Мещеряков покосился на расстеленную на столе карту. Вид карты вызывал у него физическую тошноту и ломоту в висках. За две недели он изучил карту вдоль и поперек и теперь мог бы, наверное, нарисовать ее с закрытыми глазами — с поправкой на свои художественные способности конечно, но весьма близко к оригиналу. На карте были подробно изображены окрестные возвышенности, долины, ущелья, населенные пункты и даже труднопроходимые горные тропы, но эта потертая и уже изрядно засаленная бумажная простыня не давала ответа на главный вопрос: где искать Хаттаба. Агентурные данные сплошь и рядом оказывались липовыми или устаревшими. В одном можно было не сомневаться: Хаттаб, если он вообще существовал, а не являлся мифом, как утверждали некоторые, все еще оставался на территории Чечни.
Мещеряков с хрустом потянулся, встал с топчана и подошел к заложенному мешками с песком окну. Над верхним краем баррикады оставалась щель шириной сантиметров в пятнадцать, из которой тянуло ночной прохладой. Снаружи было тихо. Сигаретный дым, клубясь, поднимался кверху и вытягивался в амбразуру.

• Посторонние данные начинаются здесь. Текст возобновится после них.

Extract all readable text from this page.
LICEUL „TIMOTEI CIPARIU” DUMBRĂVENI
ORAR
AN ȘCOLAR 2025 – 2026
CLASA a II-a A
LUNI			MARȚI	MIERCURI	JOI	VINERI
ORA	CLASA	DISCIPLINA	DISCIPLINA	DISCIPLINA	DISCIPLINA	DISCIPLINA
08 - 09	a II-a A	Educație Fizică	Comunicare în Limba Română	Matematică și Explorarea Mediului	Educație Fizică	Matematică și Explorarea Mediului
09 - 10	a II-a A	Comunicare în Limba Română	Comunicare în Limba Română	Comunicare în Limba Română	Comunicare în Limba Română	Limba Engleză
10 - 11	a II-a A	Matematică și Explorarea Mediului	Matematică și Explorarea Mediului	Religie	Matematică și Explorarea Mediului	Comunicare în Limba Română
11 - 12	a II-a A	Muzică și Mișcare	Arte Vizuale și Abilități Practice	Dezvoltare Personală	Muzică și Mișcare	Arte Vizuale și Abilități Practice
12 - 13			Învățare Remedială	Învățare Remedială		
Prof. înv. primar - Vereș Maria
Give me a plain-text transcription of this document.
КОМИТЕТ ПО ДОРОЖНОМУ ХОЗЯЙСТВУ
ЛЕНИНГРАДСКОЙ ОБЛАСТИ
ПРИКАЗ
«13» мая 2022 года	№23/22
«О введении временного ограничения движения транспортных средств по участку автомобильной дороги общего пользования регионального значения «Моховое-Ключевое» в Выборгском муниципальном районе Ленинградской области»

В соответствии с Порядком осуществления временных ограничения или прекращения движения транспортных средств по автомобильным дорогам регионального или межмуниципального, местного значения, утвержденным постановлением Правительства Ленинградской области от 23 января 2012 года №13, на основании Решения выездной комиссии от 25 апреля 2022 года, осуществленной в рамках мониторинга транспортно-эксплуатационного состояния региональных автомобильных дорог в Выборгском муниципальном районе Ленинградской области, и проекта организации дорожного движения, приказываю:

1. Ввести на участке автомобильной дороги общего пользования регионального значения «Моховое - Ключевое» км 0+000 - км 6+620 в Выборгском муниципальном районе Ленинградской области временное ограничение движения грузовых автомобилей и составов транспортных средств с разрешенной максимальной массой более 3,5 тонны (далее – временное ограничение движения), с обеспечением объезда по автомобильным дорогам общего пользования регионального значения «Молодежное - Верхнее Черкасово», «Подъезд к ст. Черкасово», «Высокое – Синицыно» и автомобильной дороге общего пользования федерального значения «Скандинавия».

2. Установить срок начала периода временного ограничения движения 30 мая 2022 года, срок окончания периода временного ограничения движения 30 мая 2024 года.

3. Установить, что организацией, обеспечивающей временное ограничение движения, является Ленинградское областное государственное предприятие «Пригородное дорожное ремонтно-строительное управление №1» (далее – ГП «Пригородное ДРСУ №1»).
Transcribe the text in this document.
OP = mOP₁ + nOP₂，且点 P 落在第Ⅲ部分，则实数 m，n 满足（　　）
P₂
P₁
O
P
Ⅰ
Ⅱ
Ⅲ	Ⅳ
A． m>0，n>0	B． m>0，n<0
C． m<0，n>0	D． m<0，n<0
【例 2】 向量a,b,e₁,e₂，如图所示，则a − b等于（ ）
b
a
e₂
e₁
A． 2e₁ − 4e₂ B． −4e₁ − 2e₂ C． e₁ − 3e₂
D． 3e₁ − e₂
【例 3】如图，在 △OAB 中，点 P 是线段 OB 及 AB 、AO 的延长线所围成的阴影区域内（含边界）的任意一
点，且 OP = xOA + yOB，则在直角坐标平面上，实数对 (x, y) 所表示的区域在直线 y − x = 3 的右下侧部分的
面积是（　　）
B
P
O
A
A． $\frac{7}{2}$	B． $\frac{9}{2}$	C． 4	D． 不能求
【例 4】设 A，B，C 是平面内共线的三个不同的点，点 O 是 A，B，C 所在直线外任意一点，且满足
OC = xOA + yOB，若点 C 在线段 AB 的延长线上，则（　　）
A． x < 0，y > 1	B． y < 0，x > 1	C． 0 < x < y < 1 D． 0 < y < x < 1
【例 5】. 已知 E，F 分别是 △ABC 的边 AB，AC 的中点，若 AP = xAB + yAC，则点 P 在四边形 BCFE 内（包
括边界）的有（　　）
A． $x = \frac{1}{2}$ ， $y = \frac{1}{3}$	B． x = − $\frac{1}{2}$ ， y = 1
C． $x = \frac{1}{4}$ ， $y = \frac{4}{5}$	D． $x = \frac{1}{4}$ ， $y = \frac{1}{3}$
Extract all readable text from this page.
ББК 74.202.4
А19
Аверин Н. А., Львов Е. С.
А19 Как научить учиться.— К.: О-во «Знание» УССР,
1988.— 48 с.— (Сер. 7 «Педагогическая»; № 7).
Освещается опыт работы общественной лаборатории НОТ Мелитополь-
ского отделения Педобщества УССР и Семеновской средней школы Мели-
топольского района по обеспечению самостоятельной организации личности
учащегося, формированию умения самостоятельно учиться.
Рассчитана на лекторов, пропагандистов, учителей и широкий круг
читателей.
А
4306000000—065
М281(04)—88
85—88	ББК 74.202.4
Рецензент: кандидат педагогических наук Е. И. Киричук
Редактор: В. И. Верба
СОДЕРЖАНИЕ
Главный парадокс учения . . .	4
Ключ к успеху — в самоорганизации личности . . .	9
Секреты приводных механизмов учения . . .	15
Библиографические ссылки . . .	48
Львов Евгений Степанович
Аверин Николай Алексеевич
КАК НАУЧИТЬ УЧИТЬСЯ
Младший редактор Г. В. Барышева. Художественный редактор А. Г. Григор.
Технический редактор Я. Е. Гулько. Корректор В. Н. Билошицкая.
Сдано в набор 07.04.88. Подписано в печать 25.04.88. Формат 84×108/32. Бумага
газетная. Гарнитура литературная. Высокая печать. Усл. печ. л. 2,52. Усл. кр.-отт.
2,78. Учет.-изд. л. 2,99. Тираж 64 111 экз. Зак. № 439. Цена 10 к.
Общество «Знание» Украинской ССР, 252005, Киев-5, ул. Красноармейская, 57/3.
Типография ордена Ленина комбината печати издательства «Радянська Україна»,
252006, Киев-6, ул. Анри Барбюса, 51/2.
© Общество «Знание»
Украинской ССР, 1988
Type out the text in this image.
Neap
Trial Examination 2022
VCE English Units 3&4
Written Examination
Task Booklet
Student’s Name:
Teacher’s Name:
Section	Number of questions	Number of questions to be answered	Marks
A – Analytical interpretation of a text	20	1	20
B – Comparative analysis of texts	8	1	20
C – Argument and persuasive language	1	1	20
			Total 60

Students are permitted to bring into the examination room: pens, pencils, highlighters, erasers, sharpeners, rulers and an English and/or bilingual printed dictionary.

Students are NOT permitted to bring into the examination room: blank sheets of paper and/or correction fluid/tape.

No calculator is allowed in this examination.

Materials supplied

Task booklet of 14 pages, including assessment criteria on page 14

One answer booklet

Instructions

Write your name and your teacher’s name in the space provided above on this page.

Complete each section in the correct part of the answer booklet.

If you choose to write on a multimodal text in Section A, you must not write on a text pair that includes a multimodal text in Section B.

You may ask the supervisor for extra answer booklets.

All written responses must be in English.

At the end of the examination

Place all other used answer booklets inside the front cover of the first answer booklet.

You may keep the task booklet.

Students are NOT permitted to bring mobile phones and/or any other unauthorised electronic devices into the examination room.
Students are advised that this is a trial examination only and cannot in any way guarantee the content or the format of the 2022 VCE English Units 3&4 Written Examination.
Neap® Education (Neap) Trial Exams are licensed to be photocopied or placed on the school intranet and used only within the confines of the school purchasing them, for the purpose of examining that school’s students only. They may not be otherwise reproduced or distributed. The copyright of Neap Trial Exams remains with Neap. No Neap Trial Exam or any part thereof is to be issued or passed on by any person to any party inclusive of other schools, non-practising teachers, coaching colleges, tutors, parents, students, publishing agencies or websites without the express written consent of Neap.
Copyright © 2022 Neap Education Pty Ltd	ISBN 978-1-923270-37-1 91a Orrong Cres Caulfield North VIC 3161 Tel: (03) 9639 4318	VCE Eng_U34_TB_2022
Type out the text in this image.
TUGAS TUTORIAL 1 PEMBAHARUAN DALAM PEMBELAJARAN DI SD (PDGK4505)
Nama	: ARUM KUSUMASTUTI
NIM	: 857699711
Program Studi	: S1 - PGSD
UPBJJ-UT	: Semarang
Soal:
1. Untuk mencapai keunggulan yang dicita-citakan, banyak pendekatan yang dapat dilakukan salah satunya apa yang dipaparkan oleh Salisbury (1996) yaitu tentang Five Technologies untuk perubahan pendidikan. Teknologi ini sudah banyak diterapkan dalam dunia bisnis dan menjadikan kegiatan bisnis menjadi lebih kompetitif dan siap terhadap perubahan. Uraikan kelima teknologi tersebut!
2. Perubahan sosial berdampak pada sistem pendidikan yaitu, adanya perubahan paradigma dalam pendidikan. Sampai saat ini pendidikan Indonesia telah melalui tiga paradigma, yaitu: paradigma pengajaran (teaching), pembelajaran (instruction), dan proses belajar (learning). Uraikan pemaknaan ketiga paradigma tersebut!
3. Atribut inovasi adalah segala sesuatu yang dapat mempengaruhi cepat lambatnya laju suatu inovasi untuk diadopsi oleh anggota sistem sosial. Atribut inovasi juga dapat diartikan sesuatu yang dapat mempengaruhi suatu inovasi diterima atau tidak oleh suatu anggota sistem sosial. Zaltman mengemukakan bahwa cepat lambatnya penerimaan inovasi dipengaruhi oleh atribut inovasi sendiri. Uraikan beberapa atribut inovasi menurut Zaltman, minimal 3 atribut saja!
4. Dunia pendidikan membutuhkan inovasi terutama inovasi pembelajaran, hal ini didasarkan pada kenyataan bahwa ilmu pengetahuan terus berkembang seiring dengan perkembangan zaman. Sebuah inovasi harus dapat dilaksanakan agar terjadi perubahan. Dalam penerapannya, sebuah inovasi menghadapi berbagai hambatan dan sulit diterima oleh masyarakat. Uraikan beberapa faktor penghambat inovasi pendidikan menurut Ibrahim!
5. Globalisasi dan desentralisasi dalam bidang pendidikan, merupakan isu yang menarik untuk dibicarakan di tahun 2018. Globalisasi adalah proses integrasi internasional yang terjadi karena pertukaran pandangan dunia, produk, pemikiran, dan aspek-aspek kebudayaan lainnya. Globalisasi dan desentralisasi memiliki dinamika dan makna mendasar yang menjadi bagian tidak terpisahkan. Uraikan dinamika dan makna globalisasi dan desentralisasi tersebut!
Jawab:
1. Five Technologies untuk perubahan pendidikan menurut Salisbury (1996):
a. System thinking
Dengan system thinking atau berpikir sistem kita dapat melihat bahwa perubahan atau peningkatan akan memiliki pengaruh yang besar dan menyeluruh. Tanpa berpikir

Полковник со скрежетом почесал шершавую от проступившей щетины щеку и с сомнением покосился на часы. Было начало четвертого. «Вздремнуть, что ли? — подумал он. — Так ведь, пока заснешь, уже и вставать пора. Нечего было допоздна засиживаться, завтра опять целый день буду вареный… Побриться надо, вот что.»
Он вернулся к столу, раздавил окурок в переполненной его собратьями консервной банке и, разгоняя ладонью дым, наклонился за чемоданом, где лежала механическая бритва. В командировки, подобные этой, он всегда брал с собой старенькую механическую бритву, доставшуюся ему от отца: в полевых условиях, без горячей воды, не говоря уже об электричестве, эта штуковина была буквально незаменима. Ходить небритым, как это практиковали в полевых условиях некоторые офицеры и прапорщики, Мещеряков не любил, и не из каких-то там эстетических или, боже сохрани, педагогических соображений: просто отрастающая борода зверски чесалась, и в такие моменты полковник сильно напоминал себе одолеваемую блохами обезьяну.
Он выдвинул из-под стола обшарпанный пластиковый чемодан и опустился на корточки, чтобы открыть замки. В это мгновение висевшее на стене в изголовье кровати зеркало размером с лист из ученической тетради с жалобным звоном разлетелось на куски. Осколки брызнули во все стороны, несколько упало на кровать, а один, крутясь, ткнулся в носок полковничьего сапога.